Mother of Newtown shooting victim pushed gun control in D.C.
WASHINGTON | The mother of a 6-year-old boy killed in the Connecticut school shooting used the opportunity to fill in for President Barack Obama during the weekly radio and Internet address to make a personal plea from the White House for action to combat gun violence.
"Thousands of other families across the United States are also drowning in our grief," said Francine Wheeler, choking back tears in the address broadcast Saturday. "Please help us do something before our tragedy becomes your tragedy."
Ben Wheeler was among the 20 first-graders and six adults killed in the Dec. 14 attack at Sandy Hook Elementary School in Newtown.

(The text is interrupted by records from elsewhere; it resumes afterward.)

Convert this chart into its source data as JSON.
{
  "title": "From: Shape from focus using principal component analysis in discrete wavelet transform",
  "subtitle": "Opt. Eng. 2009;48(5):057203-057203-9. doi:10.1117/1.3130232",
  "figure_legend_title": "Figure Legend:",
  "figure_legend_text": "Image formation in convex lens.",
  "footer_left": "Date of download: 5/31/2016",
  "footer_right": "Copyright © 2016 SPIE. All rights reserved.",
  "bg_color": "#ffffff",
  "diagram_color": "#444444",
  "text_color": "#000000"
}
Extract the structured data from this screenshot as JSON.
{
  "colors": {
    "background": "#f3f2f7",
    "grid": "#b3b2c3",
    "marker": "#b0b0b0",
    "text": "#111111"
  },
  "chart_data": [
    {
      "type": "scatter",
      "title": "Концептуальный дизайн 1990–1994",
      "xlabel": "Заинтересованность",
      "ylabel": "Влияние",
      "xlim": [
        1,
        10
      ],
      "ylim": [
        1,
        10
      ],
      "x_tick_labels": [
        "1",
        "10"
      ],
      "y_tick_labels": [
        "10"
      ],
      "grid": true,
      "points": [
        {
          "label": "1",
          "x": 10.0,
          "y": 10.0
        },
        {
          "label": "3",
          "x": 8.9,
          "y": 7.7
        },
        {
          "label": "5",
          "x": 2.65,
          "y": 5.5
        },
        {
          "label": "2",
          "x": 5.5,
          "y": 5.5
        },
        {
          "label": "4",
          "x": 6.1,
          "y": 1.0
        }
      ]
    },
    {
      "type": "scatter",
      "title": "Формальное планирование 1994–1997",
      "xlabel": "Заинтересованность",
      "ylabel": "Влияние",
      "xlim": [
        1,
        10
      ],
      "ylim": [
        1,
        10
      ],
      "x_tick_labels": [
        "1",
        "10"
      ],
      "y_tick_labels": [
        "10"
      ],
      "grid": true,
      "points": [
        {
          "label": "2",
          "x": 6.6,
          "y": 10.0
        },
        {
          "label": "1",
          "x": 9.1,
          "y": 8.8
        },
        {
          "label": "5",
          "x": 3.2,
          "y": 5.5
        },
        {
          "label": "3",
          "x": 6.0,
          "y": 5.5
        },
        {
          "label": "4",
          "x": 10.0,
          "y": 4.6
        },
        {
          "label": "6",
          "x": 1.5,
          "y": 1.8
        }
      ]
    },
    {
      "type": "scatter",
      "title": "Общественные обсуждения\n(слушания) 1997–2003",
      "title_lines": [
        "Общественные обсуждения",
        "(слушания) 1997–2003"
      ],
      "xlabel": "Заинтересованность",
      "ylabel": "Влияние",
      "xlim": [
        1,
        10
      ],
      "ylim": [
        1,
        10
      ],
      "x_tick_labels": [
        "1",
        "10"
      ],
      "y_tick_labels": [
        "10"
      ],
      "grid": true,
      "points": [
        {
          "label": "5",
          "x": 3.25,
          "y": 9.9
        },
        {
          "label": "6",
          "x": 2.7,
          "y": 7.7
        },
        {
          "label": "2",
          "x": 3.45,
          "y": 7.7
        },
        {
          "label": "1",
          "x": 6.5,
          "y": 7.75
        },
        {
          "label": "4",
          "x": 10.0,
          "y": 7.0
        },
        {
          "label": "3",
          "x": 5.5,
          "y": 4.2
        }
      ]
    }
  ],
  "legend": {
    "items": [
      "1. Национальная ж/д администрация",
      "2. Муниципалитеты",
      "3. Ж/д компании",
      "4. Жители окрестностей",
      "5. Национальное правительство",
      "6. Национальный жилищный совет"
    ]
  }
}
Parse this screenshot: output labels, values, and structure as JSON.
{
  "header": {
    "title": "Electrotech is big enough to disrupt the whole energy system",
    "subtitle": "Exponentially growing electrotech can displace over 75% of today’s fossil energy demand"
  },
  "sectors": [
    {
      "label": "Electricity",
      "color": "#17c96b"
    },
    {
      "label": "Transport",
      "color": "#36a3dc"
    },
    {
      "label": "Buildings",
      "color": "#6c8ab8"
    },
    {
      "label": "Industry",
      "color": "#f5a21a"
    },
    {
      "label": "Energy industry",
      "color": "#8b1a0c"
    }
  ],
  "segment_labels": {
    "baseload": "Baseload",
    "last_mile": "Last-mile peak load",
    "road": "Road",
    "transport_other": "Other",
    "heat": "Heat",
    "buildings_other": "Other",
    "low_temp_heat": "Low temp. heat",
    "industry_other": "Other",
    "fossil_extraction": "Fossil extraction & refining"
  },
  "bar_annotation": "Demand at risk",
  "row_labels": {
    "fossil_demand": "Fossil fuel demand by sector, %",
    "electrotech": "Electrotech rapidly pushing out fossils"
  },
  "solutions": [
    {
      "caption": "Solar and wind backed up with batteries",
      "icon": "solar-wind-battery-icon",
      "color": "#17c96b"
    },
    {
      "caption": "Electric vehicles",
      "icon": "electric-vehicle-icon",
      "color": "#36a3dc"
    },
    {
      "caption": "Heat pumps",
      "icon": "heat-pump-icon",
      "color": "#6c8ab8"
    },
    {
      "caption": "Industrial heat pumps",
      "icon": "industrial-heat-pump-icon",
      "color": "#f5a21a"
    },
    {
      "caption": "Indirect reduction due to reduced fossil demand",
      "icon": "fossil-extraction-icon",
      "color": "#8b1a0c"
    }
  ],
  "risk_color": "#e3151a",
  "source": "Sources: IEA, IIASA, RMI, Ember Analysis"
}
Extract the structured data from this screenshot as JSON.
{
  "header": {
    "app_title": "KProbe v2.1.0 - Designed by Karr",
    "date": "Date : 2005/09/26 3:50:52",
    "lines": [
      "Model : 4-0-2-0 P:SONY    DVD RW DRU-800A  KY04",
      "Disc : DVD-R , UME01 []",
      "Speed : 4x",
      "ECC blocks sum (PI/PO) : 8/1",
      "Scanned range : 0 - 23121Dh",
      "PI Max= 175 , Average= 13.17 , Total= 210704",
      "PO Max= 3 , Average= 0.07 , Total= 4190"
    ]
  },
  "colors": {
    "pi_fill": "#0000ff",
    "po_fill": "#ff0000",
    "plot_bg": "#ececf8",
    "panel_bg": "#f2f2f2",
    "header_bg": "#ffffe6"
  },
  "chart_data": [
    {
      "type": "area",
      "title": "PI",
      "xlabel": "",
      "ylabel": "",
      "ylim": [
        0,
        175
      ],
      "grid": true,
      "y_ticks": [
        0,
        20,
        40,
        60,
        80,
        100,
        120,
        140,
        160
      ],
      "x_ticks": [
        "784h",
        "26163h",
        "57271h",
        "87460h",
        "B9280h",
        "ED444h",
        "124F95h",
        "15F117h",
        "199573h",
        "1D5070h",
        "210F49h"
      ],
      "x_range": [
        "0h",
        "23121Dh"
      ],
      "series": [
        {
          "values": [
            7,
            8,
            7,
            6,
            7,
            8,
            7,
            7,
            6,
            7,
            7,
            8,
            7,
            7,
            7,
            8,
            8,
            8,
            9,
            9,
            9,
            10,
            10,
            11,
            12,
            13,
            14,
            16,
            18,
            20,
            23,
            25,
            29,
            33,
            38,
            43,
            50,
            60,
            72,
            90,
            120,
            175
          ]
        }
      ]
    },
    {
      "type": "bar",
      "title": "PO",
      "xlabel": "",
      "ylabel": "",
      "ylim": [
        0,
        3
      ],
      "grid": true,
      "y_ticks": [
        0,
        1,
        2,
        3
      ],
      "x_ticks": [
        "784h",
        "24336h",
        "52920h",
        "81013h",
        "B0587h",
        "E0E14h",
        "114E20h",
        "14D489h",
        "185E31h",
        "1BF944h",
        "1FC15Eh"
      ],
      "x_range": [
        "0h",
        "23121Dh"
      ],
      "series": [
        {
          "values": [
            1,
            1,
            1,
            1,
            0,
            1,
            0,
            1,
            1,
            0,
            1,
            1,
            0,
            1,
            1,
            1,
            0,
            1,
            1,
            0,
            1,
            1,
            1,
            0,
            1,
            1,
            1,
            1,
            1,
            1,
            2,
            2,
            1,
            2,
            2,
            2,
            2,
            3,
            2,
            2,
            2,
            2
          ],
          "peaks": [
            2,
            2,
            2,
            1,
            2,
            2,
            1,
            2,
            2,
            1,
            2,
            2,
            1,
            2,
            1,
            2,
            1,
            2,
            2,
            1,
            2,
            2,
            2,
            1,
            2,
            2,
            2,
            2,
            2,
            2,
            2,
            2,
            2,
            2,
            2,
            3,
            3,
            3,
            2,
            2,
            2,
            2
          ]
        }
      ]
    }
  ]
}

Francine Wheeler was the first person to deliver the address other than Obama or Vice President Joe Biden since the two took office in 2009.
Her husband, David Wheeler, sat silently next to her as she made the recording in the White House Library. Both wore the small green pins that have become a symbol of the shooting.
Teen assault victim's parents want alleged attackers tried as adults
SARATOGA, Calif. | The parents of a 15-year-old California girl who took her own life after she was sexually abused and an explicit photo of the assault circulated among her classmates want the three boys who have been arrested in the case prosecuted as adults, a lawyer for the family says.
Authorities arrested the three 16-year-olds on suspicion of sexual battery against Audrie Pott, a Saratoga High School sophomore who hanged herself in September. The arrests this week shocked many in this prosperous Silicon Valley suburb of 30,000 as new details of the case emerged.
"We're talking about, other than murdering someone, the highest degree of a crime you could possibly do, which is to violate them in the worst of ways...and then to effectively rub her face in it afterwards," Robert Allard, the attorney representing the teenager's mother, father and step-mother, said Friday.
But lawyers for the three boys, whose names have not been released because they are minors, released a statement Friday asking the public to withhold judgment until their clients can give their side of the story, the San Jose Mercury News reported.
"Much of what has been reported over the last several days is inaccurate. Most disturbing is the attempt to link (Audrie's) suicide to the specific actions of these three boys," the statement from San Jose attorneys Eric Geffon, Alan Lagod and Benjamin Williams reads. "We are hopeful that everyone understands that these boys, none of whom have ever been in trouble with the law, are to be regarded as innocent."
Navy commander who faked own death faces military ouster
GROTON, Conn. | A newly appointed nuclear attack submarine commander who went to extreme lengths to end an extramarital affair thought the issue was behind him — until the family of his ex-girlfriend got in touch with the Navy.
Now the military career of Cmdr. Michael P. Ward II, who faked his death to end the eight-month affair, appears to be over. A panel of officers recommended Friday that Ward be ousted from the Navy with an honorable discharge.
Ward apologized during the hearing to the Navy, his sailors and his wife in the hearing at Naval Submarine Base and said he took full responsibility for his actions, including the email he sent to his mistress posing as a fictitious co-worker named Bob and saying Ward had died unexpectedly.
Ward, who was relieved of his duties aboard the USS Pittsburgh in August only a week after taking command, already has received a letter of reprimand for adultery and other military violations. The three-officer board of inquiry recommended he retain his rank upon being discharged. Its decision goes to the secretary of the Navy for approval within 90 days.
Noted former correspondent of the Vietnam War dies at 88
Former Associated Press foreign correspondent George McArthur, who reported all over the world and spent years in Saigon covering the Vietnam war, has died. He was 88.
His wife, Eva Kim McArthur said he died Friday night in a hospice in Fairfax County, Va., of complications from a stroke.
Born in the Deep South, McArthur was one of several youthful AP staffers first dispatched to Seoul after communist North Korea's invasion of South Korea in 1950. He later reported from Paris, Cairo and Manila, serving as AP bureau chief at the latter two posts.
He later reported on the Vietnam War for the AP as a reporter and as Saigon bureau chief, and for the Los Angeles Times from 1969 until Saigon fell to invading North Vietnamese troops in 1975.